Tüm bunlara rağmen, Cumhuriyetimizin ilk yıllarından itibaren hız kazanan kooperatif teşkilatlanmaları,  köylümüz için hayata geçirilen en anlamlı faaliyetlerden biridir.

Bu oluşumlar, yetişmiş insan kaynağı ve mali imkân yetersizliklerine rağmen, ürün için taban fiyat belirlenmesi, ihtiyaç duyulan kaliteli tohum, suni gübre, fide, fidan vs. temin edilebilmesi, köylünün devletin sunduğu imkânlarından haberdar edilmesi gibi hizmetlerin gerçekleştirildiği önemli merkezler haline gelmişlerdir.

Girişimcilik için önemli fırsatlar sunduğunu ifade ettiğimiz tarım sektöründe, eskiye oranla şartlar önemli ölçüde değişmiştir.
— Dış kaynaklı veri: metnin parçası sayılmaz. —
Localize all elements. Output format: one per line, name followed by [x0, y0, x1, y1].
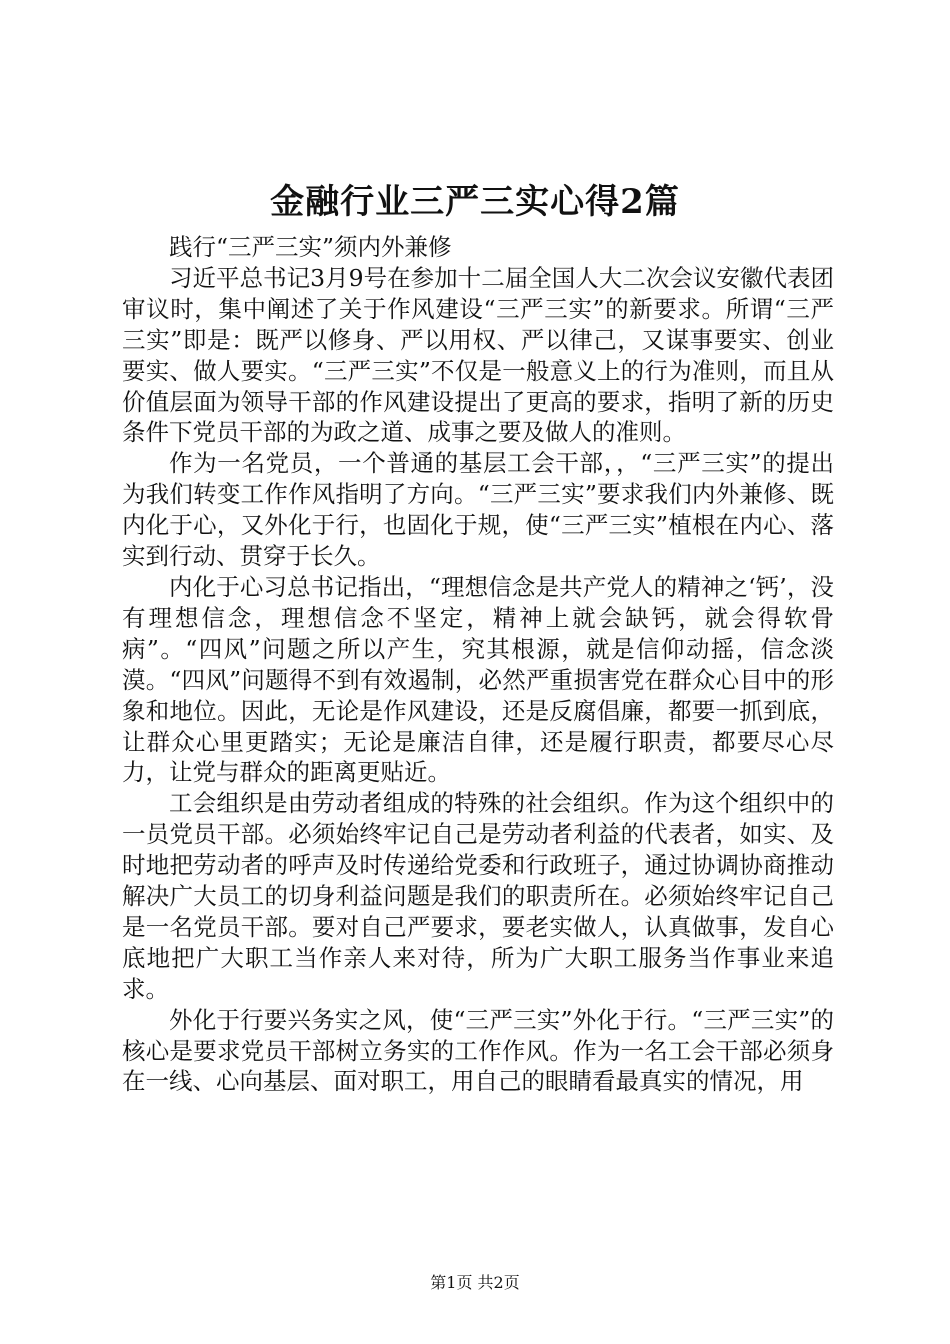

Ürün pazarlamanın önemli bir engeli kabul edilen ulaşım sorunu,  ülkenin dört bir yanında, uluslararası standartların çok üzerinde açılan demiryolu ve karayolu ulaşım imkânlarıyla çoktan halledilmiştir.

Teknoloji ve iletişim alanındaki gelişmeler pazarlama fırsatlarını önemli ölçüde artırmıştır.
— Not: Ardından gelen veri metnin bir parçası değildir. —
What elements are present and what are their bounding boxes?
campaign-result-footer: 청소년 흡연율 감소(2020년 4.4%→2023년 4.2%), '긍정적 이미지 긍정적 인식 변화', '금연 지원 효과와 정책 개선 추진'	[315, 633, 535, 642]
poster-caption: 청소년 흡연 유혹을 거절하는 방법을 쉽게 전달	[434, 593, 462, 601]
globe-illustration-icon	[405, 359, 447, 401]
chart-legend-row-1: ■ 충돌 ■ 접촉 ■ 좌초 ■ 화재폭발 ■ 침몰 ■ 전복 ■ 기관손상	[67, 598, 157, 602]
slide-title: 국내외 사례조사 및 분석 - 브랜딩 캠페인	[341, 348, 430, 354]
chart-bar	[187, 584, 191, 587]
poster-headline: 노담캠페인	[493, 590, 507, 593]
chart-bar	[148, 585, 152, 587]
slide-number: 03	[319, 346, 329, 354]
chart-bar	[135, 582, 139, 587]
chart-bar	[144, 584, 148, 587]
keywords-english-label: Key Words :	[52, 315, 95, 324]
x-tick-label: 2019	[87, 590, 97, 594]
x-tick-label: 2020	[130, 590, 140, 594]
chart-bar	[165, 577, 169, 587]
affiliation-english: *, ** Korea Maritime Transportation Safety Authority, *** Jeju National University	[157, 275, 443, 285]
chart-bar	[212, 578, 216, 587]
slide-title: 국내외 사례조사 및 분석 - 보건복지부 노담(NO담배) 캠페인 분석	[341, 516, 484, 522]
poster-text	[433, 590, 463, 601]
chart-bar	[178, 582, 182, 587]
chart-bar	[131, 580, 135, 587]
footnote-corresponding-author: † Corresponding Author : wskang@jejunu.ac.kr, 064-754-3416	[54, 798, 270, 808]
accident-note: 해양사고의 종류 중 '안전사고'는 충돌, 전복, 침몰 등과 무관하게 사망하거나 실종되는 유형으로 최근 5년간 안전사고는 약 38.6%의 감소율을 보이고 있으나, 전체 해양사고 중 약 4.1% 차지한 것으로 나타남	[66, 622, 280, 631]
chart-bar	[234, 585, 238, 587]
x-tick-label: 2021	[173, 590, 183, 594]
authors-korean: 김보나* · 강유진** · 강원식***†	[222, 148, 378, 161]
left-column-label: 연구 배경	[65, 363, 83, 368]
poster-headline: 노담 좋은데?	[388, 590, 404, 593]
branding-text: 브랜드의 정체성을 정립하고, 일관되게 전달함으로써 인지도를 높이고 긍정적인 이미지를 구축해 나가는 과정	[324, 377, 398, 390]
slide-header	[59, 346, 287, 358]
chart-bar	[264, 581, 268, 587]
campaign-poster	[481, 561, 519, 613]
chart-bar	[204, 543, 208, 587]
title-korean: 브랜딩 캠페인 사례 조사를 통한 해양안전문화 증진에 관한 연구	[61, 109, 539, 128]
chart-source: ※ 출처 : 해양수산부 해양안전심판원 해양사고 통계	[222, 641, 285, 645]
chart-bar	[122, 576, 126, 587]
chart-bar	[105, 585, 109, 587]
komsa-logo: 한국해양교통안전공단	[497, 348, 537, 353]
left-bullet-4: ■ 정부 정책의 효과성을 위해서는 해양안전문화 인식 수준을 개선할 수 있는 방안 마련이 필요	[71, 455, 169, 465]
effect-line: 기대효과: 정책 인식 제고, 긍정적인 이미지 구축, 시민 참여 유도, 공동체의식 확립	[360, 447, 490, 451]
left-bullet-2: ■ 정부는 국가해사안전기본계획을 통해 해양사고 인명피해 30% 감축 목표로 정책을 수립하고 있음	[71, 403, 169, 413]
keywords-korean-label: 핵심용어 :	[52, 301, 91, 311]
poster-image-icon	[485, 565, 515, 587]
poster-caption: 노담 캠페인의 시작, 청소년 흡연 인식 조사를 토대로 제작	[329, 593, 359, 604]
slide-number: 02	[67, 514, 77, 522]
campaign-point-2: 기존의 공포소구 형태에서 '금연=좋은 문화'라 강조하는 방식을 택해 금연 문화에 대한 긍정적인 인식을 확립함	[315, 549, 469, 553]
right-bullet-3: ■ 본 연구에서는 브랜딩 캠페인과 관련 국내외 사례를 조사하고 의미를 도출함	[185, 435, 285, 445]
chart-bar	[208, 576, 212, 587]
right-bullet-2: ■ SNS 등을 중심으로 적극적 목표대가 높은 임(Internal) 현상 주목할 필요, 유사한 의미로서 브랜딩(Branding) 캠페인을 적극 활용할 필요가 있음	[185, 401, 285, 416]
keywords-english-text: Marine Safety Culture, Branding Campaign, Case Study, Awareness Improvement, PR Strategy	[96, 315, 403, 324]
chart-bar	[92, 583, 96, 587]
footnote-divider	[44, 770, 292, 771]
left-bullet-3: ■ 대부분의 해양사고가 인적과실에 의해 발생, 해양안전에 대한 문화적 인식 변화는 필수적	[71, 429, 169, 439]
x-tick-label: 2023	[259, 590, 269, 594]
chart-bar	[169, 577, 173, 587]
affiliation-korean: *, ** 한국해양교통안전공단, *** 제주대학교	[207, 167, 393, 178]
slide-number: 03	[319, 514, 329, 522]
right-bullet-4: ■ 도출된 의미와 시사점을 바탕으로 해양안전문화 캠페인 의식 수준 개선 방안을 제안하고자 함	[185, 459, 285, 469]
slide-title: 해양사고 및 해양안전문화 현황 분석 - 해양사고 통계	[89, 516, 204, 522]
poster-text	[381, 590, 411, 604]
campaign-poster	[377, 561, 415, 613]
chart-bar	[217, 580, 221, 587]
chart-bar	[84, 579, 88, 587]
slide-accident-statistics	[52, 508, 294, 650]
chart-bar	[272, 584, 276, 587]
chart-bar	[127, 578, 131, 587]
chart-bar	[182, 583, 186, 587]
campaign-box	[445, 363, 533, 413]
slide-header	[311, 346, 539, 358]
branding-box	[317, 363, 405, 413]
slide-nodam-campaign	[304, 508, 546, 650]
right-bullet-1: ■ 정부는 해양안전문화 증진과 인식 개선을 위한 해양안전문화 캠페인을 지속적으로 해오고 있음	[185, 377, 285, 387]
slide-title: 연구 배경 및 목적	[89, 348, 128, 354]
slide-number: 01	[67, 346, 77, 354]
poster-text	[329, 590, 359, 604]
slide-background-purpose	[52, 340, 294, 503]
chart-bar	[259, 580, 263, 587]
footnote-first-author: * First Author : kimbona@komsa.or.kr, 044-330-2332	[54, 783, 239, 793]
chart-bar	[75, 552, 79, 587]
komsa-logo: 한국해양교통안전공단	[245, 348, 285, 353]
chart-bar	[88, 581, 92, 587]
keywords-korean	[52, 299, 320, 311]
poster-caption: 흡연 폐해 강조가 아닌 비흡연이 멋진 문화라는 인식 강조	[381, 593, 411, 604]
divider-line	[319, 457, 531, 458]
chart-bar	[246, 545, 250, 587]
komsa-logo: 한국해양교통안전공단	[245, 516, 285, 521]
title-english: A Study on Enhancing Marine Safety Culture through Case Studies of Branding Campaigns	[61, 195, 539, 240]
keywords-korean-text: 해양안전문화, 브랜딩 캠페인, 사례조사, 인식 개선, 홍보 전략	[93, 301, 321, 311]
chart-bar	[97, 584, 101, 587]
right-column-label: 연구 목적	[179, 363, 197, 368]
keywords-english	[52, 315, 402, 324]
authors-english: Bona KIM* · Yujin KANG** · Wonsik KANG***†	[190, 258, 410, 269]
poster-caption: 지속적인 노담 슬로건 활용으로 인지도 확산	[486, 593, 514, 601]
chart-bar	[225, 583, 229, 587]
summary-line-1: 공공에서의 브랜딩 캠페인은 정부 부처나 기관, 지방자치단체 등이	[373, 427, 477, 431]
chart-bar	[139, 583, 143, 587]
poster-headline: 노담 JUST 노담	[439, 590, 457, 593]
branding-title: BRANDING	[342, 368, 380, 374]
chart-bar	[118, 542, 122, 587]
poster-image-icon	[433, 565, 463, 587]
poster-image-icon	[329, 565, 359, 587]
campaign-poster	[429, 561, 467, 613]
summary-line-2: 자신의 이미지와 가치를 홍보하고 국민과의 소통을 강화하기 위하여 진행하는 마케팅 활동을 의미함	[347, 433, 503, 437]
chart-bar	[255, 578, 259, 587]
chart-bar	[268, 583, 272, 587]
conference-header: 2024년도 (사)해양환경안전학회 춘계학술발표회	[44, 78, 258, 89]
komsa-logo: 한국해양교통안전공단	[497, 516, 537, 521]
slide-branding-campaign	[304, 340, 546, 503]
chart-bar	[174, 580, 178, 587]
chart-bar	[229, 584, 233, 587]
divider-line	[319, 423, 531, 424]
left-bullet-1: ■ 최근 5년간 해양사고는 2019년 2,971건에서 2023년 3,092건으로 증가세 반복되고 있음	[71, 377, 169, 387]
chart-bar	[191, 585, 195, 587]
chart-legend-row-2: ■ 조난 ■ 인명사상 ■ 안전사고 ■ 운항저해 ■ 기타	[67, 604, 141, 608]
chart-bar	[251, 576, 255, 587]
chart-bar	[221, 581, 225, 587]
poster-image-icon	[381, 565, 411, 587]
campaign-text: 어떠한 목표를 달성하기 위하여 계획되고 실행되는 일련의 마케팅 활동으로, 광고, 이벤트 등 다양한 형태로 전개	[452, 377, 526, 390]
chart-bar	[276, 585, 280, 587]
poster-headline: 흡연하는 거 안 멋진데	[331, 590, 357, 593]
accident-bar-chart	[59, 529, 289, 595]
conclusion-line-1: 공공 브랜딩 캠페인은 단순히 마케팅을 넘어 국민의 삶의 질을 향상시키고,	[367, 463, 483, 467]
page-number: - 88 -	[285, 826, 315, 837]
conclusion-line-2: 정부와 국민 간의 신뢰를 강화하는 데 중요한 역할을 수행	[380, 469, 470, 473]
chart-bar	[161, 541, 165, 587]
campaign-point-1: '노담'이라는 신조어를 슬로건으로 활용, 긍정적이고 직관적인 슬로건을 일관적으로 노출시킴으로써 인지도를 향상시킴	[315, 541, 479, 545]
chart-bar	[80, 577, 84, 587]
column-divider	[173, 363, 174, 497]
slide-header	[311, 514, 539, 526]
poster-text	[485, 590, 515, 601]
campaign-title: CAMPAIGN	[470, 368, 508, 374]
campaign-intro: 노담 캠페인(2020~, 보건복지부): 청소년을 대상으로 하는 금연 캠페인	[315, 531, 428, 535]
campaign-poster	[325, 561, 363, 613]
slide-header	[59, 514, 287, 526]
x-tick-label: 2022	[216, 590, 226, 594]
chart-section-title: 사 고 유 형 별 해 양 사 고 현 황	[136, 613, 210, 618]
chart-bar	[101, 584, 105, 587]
Gelişmiş depolama tesisleri ve soğuk zincir entegre taşıma sistemleri sayesinde ürünün kısa sürede elden çıkarma zorunluluğu ortadan kalkmıştır.

Yapılacak önemli şey ise; özel sektörün yönünü oldukça kârlı olan tarım alanına çevirmesi, imkânlar ölçüsünde pazarlama ve lojistik gibi yan sektörlerle birlikte, Türkiye’yi tarım alanında dünyada söz sahibi ülke konumuna getirmesidir.

Şahsen, vizyon sahibi yatırımcılarımızın bu alanda başarılı işlere imza atacağını ve Anadolu’yu şaha kaldıracağını görür gibiyim.

Toprağımızın çeşitli felaketlerle başa çıkmaya çalıştığı bu dönemlerde yine tarımdan ve topraktan konuşmaya devam edeceğiz.

Keyifli okumanız dileklerimle, kalınız sağlıcakla.